Mandarin in English schools will get a £10m boost, and 5,000 more pupils will learn it by 2020, George Osborne has said on a visit to China.
The cash will be used to recruit and train teachers to teach the language to GCSE level, said the Chancellor in a speech to the Shanghai Stock Exchange.
Mr Osborne suggested Mandarin would be more "relevant" than traditional options like French or German.
He revealed his daughter, Liberty, was already learning China's main language.
"In Britain, there is a hunger to learn more and understand more about this great civilisation," he told an audience of Chinese financiers.
"I see it at home in Downing Street every night as my 12-year-old daughter does her Mandarin homework."

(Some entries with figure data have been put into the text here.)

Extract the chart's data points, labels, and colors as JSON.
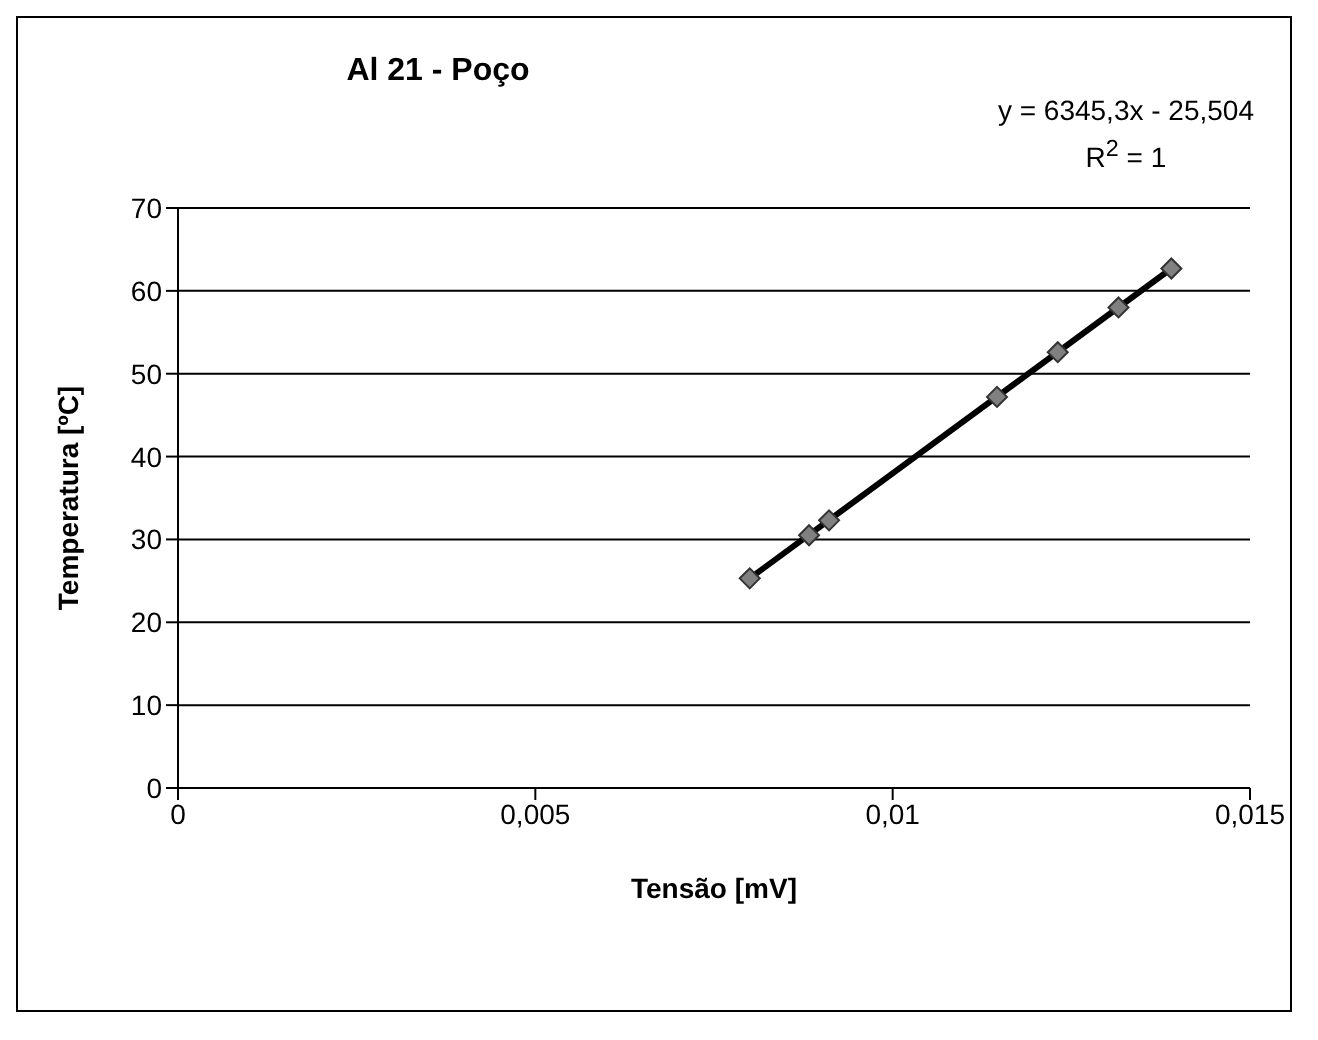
{
  "chart_data": {
    "type": "scatter",
    "title": "Al 21 - Poço",
    "xlabel": "Tensão [mV]",
    "ylabel": "Temperatura [ºC]",
    "annotations": [
      "y = 6345,3x - 25,504",
      "R$^{2}$ = 1"
    ],
    "series": [
      {
        "color": "#808080",
        "marker": "diamond",
        "x": [
          0.008,
          0.00883,
          0.00911,
          0.01146,
          0.01231,
          0.01316,
          0.0139
        ],
        "values": [
          25.3,
          30.5,
          32.3,
          47.2,
          52.6,
          58.0,
          62.7
        ]
      },
      {
        "type": "line",
        "color": "#000000",
        "marker": "none",
        "x": [
          0.008,
          0.0139
        ],
        "values": [
          25.3,
          62.7
        ]
      }
    ],
    "xlim": [
      0,
      0.015
    ],
    "xticks": [
      0,
      {
        "value": 0.005,
        "label": "0,005"
      },
      {
        "value": 0.01,
        "label": "0,01"
      },
      {
        "value": 0.015,
        "label": "0,015"
      }
    ],
    "ylim": [
      0,
      70
    ],
    "yticks": [
      0,
      10,
      20,
      30,
      40,
      50,
      60,
      70
    ],
    "grid": "y"
  }
}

Mr Osborne said the investment would "give more young people the opportunity to learn a language that will help them succeed in our increasingly global economy.
"I'm here in China to help forge closer economic and cultural relationships between our nations, and this announcement is another great example of things we are doing to help grow both of our economies."
Education Secretary Nicky Morgan agreed the relationship between the two countries was vital to the economy.
"Teaching pupils these important language skills will ensure they leave school not just with an excellent education but fully prepared to compete in the global race," said Mrs Morgan.
A CBI survey last year revealed the growing importance of Mandarin for businesses, alongside French, German and Spanish.
But research has highlighted low uptakes of languages at GCSE and A-levels, with traditional subjects like French and German in decline.
By contrast there has been a "modest increase", from a low base, in the number of schools offering Mandarin, a language widely recognised as crucial to the UK's long-term competitiveness.
'More investment needed'
Mr Osborne told the BBC: "At the moment about 1,000 children in our schools do GCSE Mandarin.
"Why don't we make that 5,000 children in our schools over the next five years... learning a language that is becoming a great international language, rather than, frankly, languages that are not spoken by very large numbers of people?
"That's an ambition that says Britain wants to be engaged in the future."
Mark Herbert, head of schools programmes at the British Council, said: "While it was encouraging to see Mandarin Chinese GCSE entries rise by 18% this year, more investment is welcome as overall numbers remain low compared to other important languages such as French, Spanish and German."